The centrepiece of the initiative, however, is an innovative ‘Virtual Nature Experiment’.

The Virtual Nature Experiment

The experiment is being carried out by the University of Exeter and the BBC. It aims to understand how people feel when they have ‘nature experiences’ (such as watching a documentary or a cinematic sequence) via phones, tablets and laptops.

The goal is to find out how the health benefits of nature could be brought in to people’s homes, particularly those who may not always have access to the great outdoors.
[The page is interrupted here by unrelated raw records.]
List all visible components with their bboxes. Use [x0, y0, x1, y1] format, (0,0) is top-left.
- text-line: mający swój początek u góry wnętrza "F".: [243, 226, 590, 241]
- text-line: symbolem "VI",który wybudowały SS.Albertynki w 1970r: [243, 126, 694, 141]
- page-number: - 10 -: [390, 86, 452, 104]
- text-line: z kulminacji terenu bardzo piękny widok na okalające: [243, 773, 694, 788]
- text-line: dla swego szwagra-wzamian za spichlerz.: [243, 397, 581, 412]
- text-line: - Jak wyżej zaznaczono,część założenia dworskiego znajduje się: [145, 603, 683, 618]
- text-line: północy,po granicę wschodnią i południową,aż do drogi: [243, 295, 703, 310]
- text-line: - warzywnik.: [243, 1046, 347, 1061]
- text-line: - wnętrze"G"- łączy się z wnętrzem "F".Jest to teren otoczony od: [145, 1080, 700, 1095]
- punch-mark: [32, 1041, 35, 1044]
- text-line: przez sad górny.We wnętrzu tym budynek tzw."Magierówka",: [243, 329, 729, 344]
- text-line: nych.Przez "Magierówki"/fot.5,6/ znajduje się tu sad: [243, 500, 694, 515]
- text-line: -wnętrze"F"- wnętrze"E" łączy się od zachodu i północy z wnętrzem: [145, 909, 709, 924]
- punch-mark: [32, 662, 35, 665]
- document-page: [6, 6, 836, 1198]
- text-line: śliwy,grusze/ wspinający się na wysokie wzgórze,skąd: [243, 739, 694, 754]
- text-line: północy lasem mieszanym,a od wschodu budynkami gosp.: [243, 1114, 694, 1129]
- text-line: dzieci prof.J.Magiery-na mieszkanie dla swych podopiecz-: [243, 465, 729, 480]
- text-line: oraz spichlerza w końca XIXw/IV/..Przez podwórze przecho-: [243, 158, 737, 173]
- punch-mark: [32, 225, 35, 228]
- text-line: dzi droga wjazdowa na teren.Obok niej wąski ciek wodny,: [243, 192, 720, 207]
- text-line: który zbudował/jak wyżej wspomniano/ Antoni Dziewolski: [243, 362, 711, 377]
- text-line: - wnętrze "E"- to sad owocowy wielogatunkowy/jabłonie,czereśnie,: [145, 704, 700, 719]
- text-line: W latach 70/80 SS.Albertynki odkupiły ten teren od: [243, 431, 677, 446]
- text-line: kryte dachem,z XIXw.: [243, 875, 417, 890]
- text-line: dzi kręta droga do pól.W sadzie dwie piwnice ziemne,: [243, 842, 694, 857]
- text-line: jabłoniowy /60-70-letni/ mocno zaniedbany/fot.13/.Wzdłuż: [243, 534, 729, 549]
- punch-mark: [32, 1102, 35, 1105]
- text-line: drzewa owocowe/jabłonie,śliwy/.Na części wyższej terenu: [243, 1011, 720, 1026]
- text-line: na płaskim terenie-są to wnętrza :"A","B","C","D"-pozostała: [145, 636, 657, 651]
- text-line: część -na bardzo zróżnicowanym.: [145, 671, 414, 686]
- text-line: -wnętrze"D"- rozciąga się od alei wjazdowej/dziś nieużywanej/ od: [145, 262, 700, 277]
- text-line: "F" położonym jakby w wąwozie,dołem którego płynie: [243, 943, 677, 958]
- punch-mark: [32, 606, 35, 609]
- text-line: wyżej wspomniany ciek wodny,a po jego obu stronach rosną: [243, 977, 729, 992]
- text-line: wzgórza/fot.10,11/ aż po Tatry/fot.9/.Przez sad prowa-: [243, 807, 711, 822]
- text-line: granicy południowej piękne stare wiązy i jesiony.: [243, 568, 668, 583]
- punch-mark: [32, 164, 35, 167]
Well-known sound recordist, Chris Watson, and renowned composer, Nainita Desai, have been involved in creating the study.

Take part…

Excitingly, the public are invited to take part in the experiment by watching a short 3 minute online video before answering some questions about the experience.

Lead researcher Alex Smalley said:

“We’ve assembled an amazing team to create this experiment, which fuses approaches from the arts, natural history, and science. We’re hoping as many people as possible will take part, and help us understand how best to bring virtual experiences of nature to those who can’t easily get outside.”

The whole process should take 8-10 minutes – you could be contributing to the future wellbeing of others, and you may even find something out about yourself!